Yine "gel zaman git zaman", biz kendi yollarımıza gittik. Menekşenin velayeti bende tabi. Neymiş, bunu da öldürürmüşüm ben. İsteyince inanılmaz gıcıklaşabilen bir insan, bunu da söylemeye hakkım var. Hayır gıcıklığı bir yana, içim ürperiyor bir yandan "ya sahiden bu da ölürse" diye. Gözüm gibi bakıyorum. İnadımdan değil ha. Yani Vernon'a inadımdan değil. Bir menekşe ölümüne daha katlanamayacağım için. Avuç içi kadar bir can zaten, dayanamıyor ki insan.

Anlattığım gibi en son bu hale geldi işte. Göz alıcı mor çiçekleri, hatta yaprakları bile yok ama direnişin en yakınımdaki simgesi şu an. Direniyor, yaşama tutunuyor, ben de ona tutunuyorum.
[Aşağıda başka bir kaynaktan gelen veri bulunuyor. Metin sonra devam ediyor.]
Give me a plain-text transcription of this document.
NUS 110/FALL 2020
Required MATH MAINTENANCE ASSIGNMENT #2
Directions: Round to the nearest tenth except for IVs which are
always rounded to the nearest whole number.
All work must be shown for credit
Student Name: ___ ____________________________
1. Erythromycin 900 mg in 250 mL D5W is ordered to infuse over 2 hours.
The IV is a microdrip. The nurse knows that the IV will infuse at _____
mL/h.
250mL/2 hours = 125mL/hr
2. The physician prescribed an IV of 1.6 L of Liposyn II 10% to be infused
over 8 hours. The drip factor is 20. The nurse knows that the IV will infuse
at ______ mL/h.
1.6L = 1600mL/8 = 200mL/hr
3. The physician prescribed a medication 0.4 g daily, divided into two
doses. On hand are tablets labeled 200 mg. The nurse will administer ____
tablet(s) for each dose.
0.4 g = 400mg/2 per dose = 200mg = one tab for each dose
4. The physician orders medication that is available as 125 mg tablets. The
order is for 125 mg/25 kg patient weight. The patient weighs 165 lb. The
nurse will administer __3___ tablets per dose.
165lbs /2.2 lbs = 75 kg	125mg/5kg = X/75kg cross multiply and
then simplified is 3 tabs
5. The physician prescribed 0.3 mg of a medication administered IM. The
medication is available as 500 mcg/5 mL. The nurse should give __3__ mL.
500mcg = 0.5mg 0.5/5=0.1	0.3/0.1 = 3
Benim de bir yerden güç almam gerekiyor ve şu anda etrafımda bu menekşeden daha fazla yaşamaya istekli kimse yok. Kuru gövdesinden son bir gayretle çıkardığı minik yeşil yapraklarındaki yaşama iradesinin bende uyandırdığı saygı ve hayranlık koca koca saksılarla ölçülebilir ancak. Minicik bir saksı çiçeğinin insana verdiği kuvveti ise -ne kadar denesem de- kelimelerle anlatamam.